Manny Edmonds
- Full name: Manuel Howard Michael Edmonds
- Born: 12 April 1977 (age 48) Ashburton, New Zealand
- Height: 6 ft 0 in (183 cm)
- Weight: 193 lb (88 kg)
- School: Erindale College, Canberra
- Notable relative: Huia Edmonds (brother)

Rugby union career
- Position: Fly-half

Senior career
- Years: Team / Apps / (Points)
- 1997–02: NSW Waratahs
- 2002–07: USA Perpignan
- 2007–10: Bayonne
- 2010–11: USA Perpignan

International career
- Years: Team / Apps / (Points)
- 1998–01: Australia / 2 / (23)

= Manny Edmonds =

Australia international rugby union player

Manuel Howard Michael Edmonds (born 12 April 1977) is an Australian rugby union coach based in France and a former professional player who was capped twice for the Wallabies.

==Personal life==
Edmonds, nephew of New Zealand Maori player Huia Gordon, was born in Ashburton, New Zealand.

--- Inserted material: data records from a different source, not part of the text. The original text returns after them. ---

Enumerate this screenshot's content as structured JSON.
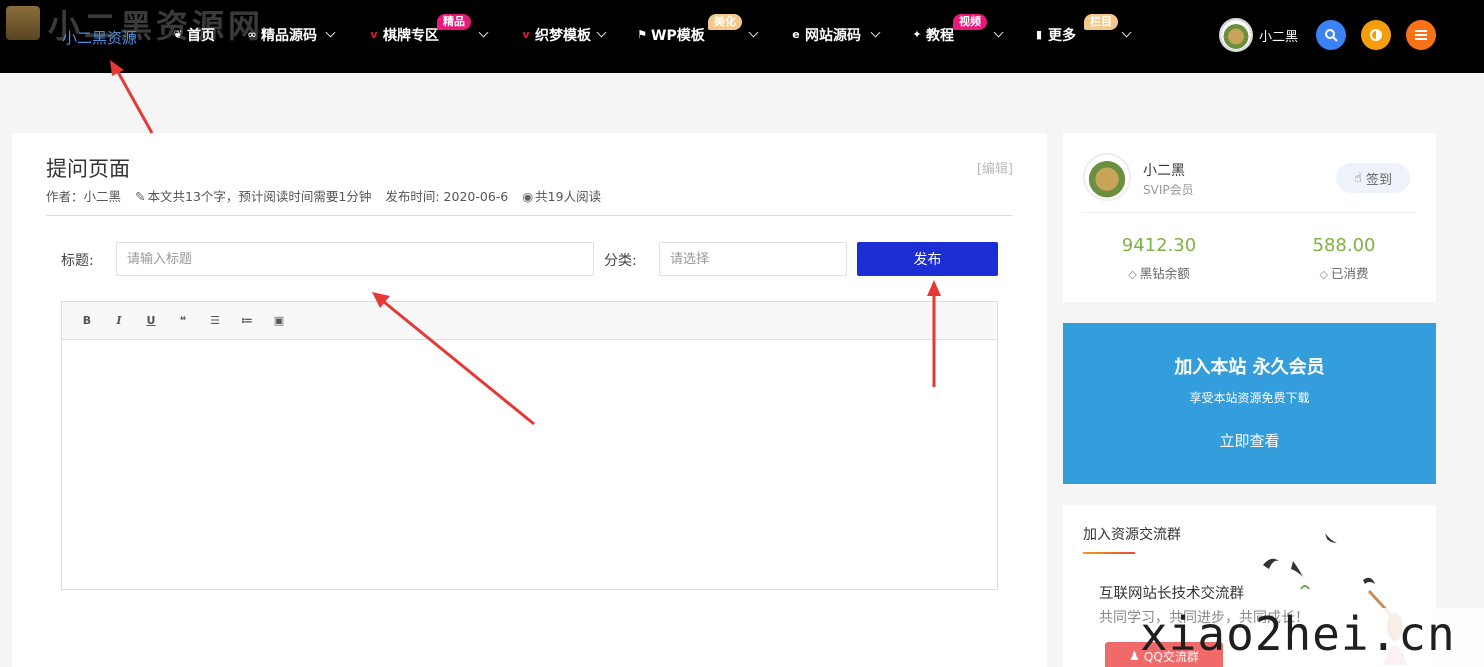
{
  "brand": {
    "watermark": "小二黑资源网",
    "site_name": "小二黑资源"
  },
  "nav": {
    "items": [
      {
        "label": "首页",
        "icon": "home-icon"
      },
      {
        "label": "精品源码",
        "icon": "code-icon"
      },
      {
        "label": "棋牌专区",
        "icon": "v-icon",
        "badge": "精品"
      },
      {
        "label": "织梦模板",
        "icon": "v-icon"
      },
      {
        "label": "WP模板",
        "icon": "wp-icon",
        "badge": "美化"
      },
      {
        "label": "网站源码",
        "icon": "ie-icon"
      },
      {
        "label": "教程",
        "icon": "star-icon",
        "badge": "视频"
      },
      {
        "label": "更多",
        "icon": "bookmark-icon",
        "badge": "栏目"
      }
    ],
    "username": "小二黑"
  },
  "article": {
    "title": "提问页面",
    "edit_label": "[编辑]",
    "author": "作者：小二黑",
    "word_count": "本文共13个字，预计阅读时间需要1分钟",
    "publish_time": "发布时间: 2020-06-6",
    "views": "共19人阅读"
  },
  "form": {
    "title_label": "标题:",
    "title_placeholder": "请输入标题",
    "category_label": "分类:",
    "category_placeholder": "请选择",
    "publish_label": "发布",
    "toolbar": [
      "B",
      "I",
      "U",
      "❝",
      "☰",
      "≔",
      "▣"
    ]
  },
  "user_card": {
    "name": "小二黑",
    "level": "SVIP会员",
    "signin_label": "签到",
    "balance_value": "9412.30",
    "balance_label": "黑钻余额",
    "spent_value": "588.00",
    "spent_label": "已消费"
  },
  "vip": {
    "title": "加入本站 永久会员",
    "subtitle": "享受本站资源免费下载",
    "button": "立即查看"
  },
  "group": {
    "title": "加入资源交流群",
    "line1": "互联网站长技术交流群",
    "line2": "共同学习，共同进步，共同成长！",
    "button": "QQ交流群"
  },
  "watermark_bottom": "xiao2hei.cn",
  "colors": {
    "publish": "#1c2fd4",
    "vip_bg": "#349ddb",
    "stat": "#7cb342",
    "arrow": "#e53935"
  }
}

He was educated at Erindale College upon moving to Canberra. His younger brother is Wallabies hooker Huia Edmonds.

==Rugby career==
A fly-half, Edmonds was an Australian representative at schoolboy, under 19 and under 21 level, before making his Super 12 debut for the NSW Waratahs in 1998. His career coincided with that of Stephen Larkham and Edmonds received limited opportunities in a Wallabies jumper. After gaining a place in Australia's 1999 Rugby World Cup qualifying squad, he debuted as fly-half against Tonga in Canberra, where he scored two second half tries and kicked five conversions, for a match total of 20 points. Only David Knox in 1985 had scored more points on Wallabies debut with 21. He was overlooked for the World Cup and received just one more Test cap, against the Springboks at Pretoria in the 2001 Tri Nations Series.

Edmonds left the Waratahs in 2002 to play rugby union in France with USA Perpignan, for which he was a Heineken Cup finalist in 2003. He had a stint playing for Bayonne from 2007 to 2010, before returning to finish his career back at Perpignan. He was head coach of Béziers for the 2015–16 Rugby Pro D2 season.